Effectivement, nous sommes les derniers. Avec un clin d'œil, Yann me tape sur l'épaule en sortant, déjà en tenue.

– Dépêchez, on n'attendait plus que vous.

Je me change en quatrième vitesse, puis Tim et moi trottinons vers le terrain d'entraînement. J'en fais le tour pour saluer tout le monde, et échanger des banalités sur le temps de chien que nous avons aujourd'hui. Ronny se plaint d'être déjà enrhumé. Julian ne voit pas où est le problème avec le temps. Lucas et Carlos sont couverts de boue après un un-contre-un très disputé.

Je parcours la place du regard. Il manque quelque chose. Il manque quelqu'un. Il manque Joe.

– Les gars, venez par ici, s'il vous plaît ! crie Luis depuis le centre du terrain.

L'équipe se masse autour de lui. Il se racle la gorge, le visage un peu tendu.

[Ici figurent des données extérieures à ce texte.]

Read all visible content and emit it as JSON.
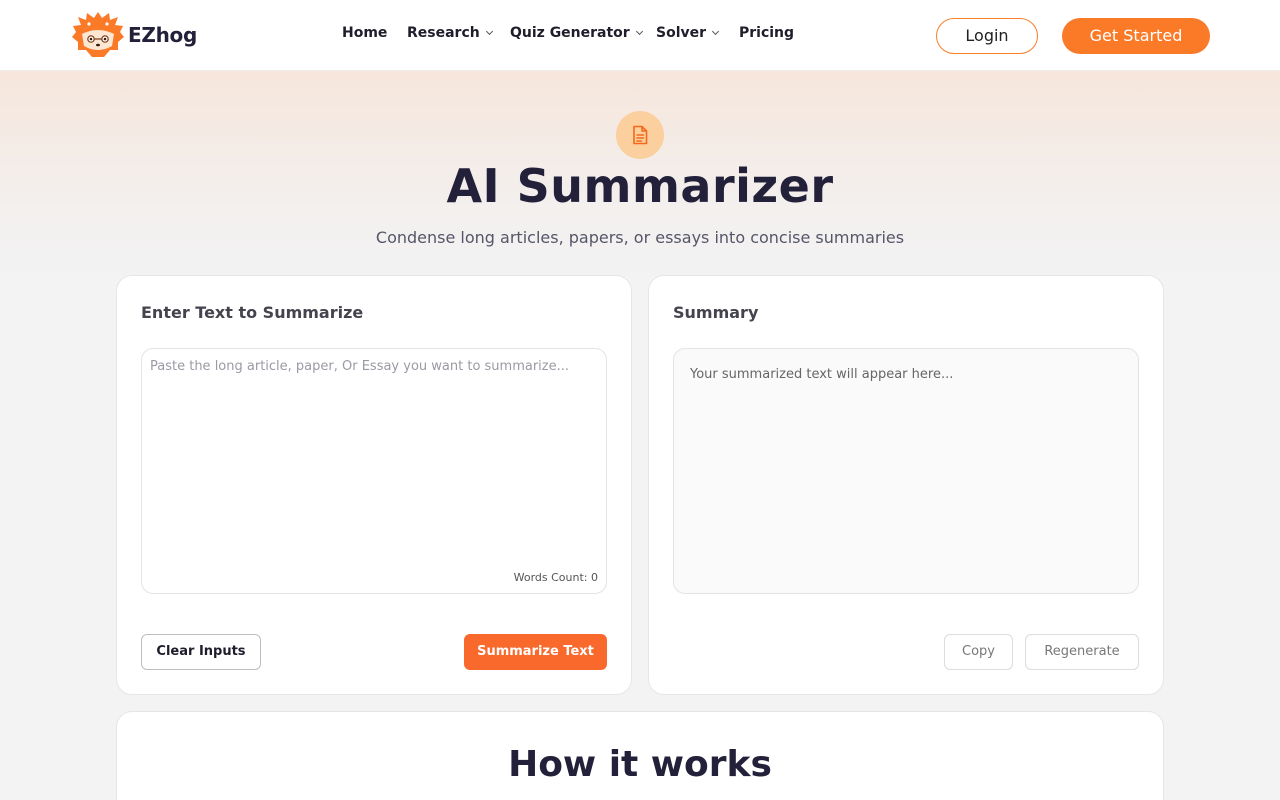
{
  "brand": {
    "name": "EZhog"
  },
  "nav": {
    "items": [
      {
        "label": "Home",
        "has_dropdown": false
      },
      {
        "label": "Research",
        "has_dropdown": true
      },
      {
        "label": "Quiz Generator",
        "has_dropdown": true
      },
      {
        "label": "Solver",
        "has_dropdown": true
      },
      {
        "label": "Pricing",
        "has_dropdown": false
      }
    ],
    "login_label": "Login",
    "get_started_label": "Get Started"
  },
  "hero": {
    "icon": "document-icon",
    "title": "AI Summarizer",
    "subtitle": "Condense long articles, papers, or essays into concise summaries"
  },
  "input_panel": {
    "title": "Enter Text to Summarize",
    "placeholder": "Paste the long article, paper, Or Essay you want to summarize...",
    "value": "",
    "word_count_label": "Words Count: 0",
    "clear_label": "Clear Inputs",
    "summarize_label": "Summarize Text"
  },
  "output_panel": {
    "title": "Summary",
    "placeholder": "Your summarized text will appear here...",
    "copy_label": "Copy",
    "regenerate_label": "Regenerate"
  },
  "how_it_works": {
    "title": "How it works"
  },
  "colors": {
    "accent": "#fb7a28",
    "accent_dark": "#f9692b",
    "text_dark": "#23213a",
    "icon_bg": "#fbcf9e"
  }
}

Luis a toujours l'air d'être en train de marcher sur une punaise.

– Vous avez sans doute remarqué que Joe n'est pas là aujourd'hui.

Quelques « oui » courent brièvement parmi mes coéquipiers.

– Elle a eu un petit accident, reprend Luis d'un ton badin, elle est à l'hôpital.

À l'hôpital ? Joe ?

Toute l'équipe se tourne instantanément vers moi. Comme si je savais quelque chose.

Je me racle la gorge avant de demander à Luis :

– C'est grave ?

Il prend un air ennuyé.

– Pas trop. Mais elle sera absente au moins une semaine.

Une semaine, ça va.

– Il lui est arrivé quoi ? veut savoir Angel.

Luis tapote sur sa tablette d'un doigt vif.

– Je ne sais pas exactement. En son absence, en tant qu'adjoint, je m'occuperai des séances.

La parenthèse est close. Luis se désintéresse alors du cas de Joe pour détailler le programme du jour.

Je n'écoute que d'une oreille. Je sens des regards insistants sur moi, et j'entends le « gang des Allemands », composé de Yann, Julian et Kev', chuchoter entre eux. S'ils attendent que je dise quelque chose, ils vont être déçus. Je me recentre sur la séance. Mon métier, c'est de jouer, point. Pas de colporter des rumeurs ou des suppositions.